第4章 それぞれの帰り道
「俺は全然平気だけど…ソッチさえいいなら」
さっきポケットに突っ込んだ手の平をもう一度取り出して「繋いでみる?」と冗談ぽく差し出すと、みなみさんは湯気が上がりそうなほど顔を真っ赤にした。断ればいいのに、おずおずとその手を握って、目を逸らす。
みなみさんは顔を赤くして、すっかり黙ってしまった。二人分の足音だけが響く。
「…みなみさん、もしかして手繋いだりしたことないの?カレシとかとさ」
「もっ、モチロンあるわよ、ちゃんとっ…」
「じゃあなんでそんなに赤くなってんの?」
「赤くなってないです…!こっ、孝支君は女の子の扱い慣れてそうよね、すごく、その…モテそうだし…」
「ははは、どうかな〜」
「もう…」
沈黙が続かないようにわざとおどけて見せたけど、ホントは彼女の手を取った時、俺の心臓は飛び出しそうなほどバクバクしていた。

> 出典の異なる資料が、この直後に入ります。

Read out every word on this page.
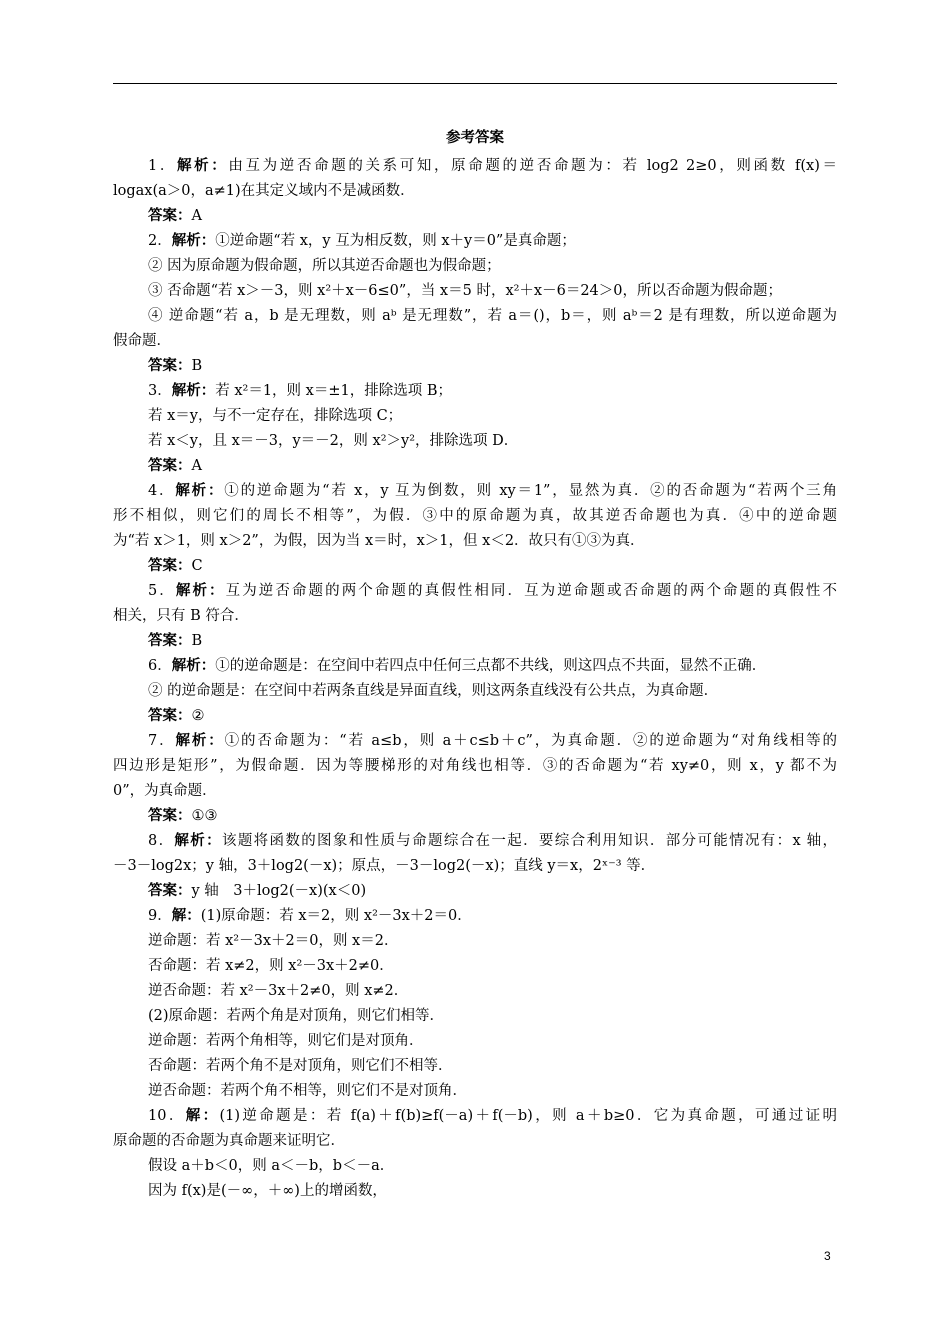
参考答案
1．解析：由互为逆否命题的关系可知，原命题的逆否命题为：若 log2 2≥0，则函数 f(x)＝
logax(a＞0，a≠1)在其定义域内不是减函数．
答案：A
2．解析：①逆命题“若 x，y 互为相反数，则 x＋y＝0”是真命题；
② 因为原命题为假命题，所以其逆否命题也为假命题；
③ 否命题“若 x＞－3，则 x²＋x－6≤0”，当 x＝5 时，x²＋x－6＝24＞0，所以否命题为假命题；
④ 逆命题“若 a，b 是无理数，则 aᵇ 是无理数”，若 a＝()，b＝，则 aᵇ＝2 是有理数，所以逆命题为
假命题．
答案：B
3．解析：若 x²＝1，则 x＝±1，排除选项 B；
若 x＝y，与不一定存在，排除选项 C；
若 x＜y，且 x＝－3，y＝－2，则 x²＞y²，排除选项 D．
答案：A
4．解析：①的逆命题为“若 x，y 互为倒数，则 xy＝1”，显然为真．②的否命题为“若两个三角
形不相似，则它们的周长不相等”，为假．③中的原命题为真，故其逆否命题也为真．④中的逆命题
为“若 x＞1，则 x＞2”，为假，因为当 x＝时，x＞1，但 x＜2．故只有①③为真．
答案：C
5．解析：互为逆否命题的两个命题的真假性相同．互为逆命题或否命题的两个命题的真假性不
相关，只有 B 符合．
答案：B
6．解析：①的逆命题是：在空间中若四点中任何三点都不共线，则这四点不共面，显然不正确．
② 的逆命题是：在空间中若两条直线是异面直线，则这两条直线没有公共点，为真命题．
答案：②
7．解析：①的否命题为：“若 a≤b，则 a＋c≤b＋c”，为真命题．②的逆命题为“对角线相等的
四边形是矩形”，为假命题．因为等腰梯形的对角线也相等．③的否命题为“若 xy≠0，则 x，y 都不为
0”，为真命题．
答案：①③
8．解析：该题将函数的图象和性质与命题综合在一起．要综合利用知识．部分可能情况有：x 轴，
－3－log2x；y 轴，3＋log2(－x)；原点，－3－log2(－x)；直线 y＝x，2ˣ⁻³ 等．
答案：y 轴　3＋log2(－x)(x＜0)
9．解：(1)原命题：若 x＝2，则 x²－3x＋2＝0．
逆命题：若 x²－3x＋2＝0，则 x＝2．
否命题：若 x≠2，则 x²－3x＋2≠0．
逆否命题：若 x²－3x＋2≠0，则 x≠2．
(2)原命题：若两个角是对顶角，则它们相等．
逆命题：若两个角相等，则它们是对顶角．
否命题：若两个角不是对顶角，则它们不相等．
逆否命题：若两个角不相等，则它们不是对顶角．
10．解：(1)逆命题是：若 f(a)＋f(b)≥f(－a)＋f(－b)，则 a＋b≥0．它为真命题，可通过证明
原命题的否命题为真命题来证明它．
假设 a＋b＜0，则 a＜－b，b＜－a．
因为 f(x)是(－∞，＋∞)上的增函数，
3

繋いだ手から、どんどんスピードの上がる心臓の鼓動や、ひっそりと抱いたやましい感情まで伝わってしまいそうな気がして心配になったほどだ。
暗くてよかった。
俺も、きっと耳まで赤くなっていたから。
俺よりも冷えた柔い指先を、潰してしまわないようにそっと包んで、俺たちは帰り道を並んで歩いた。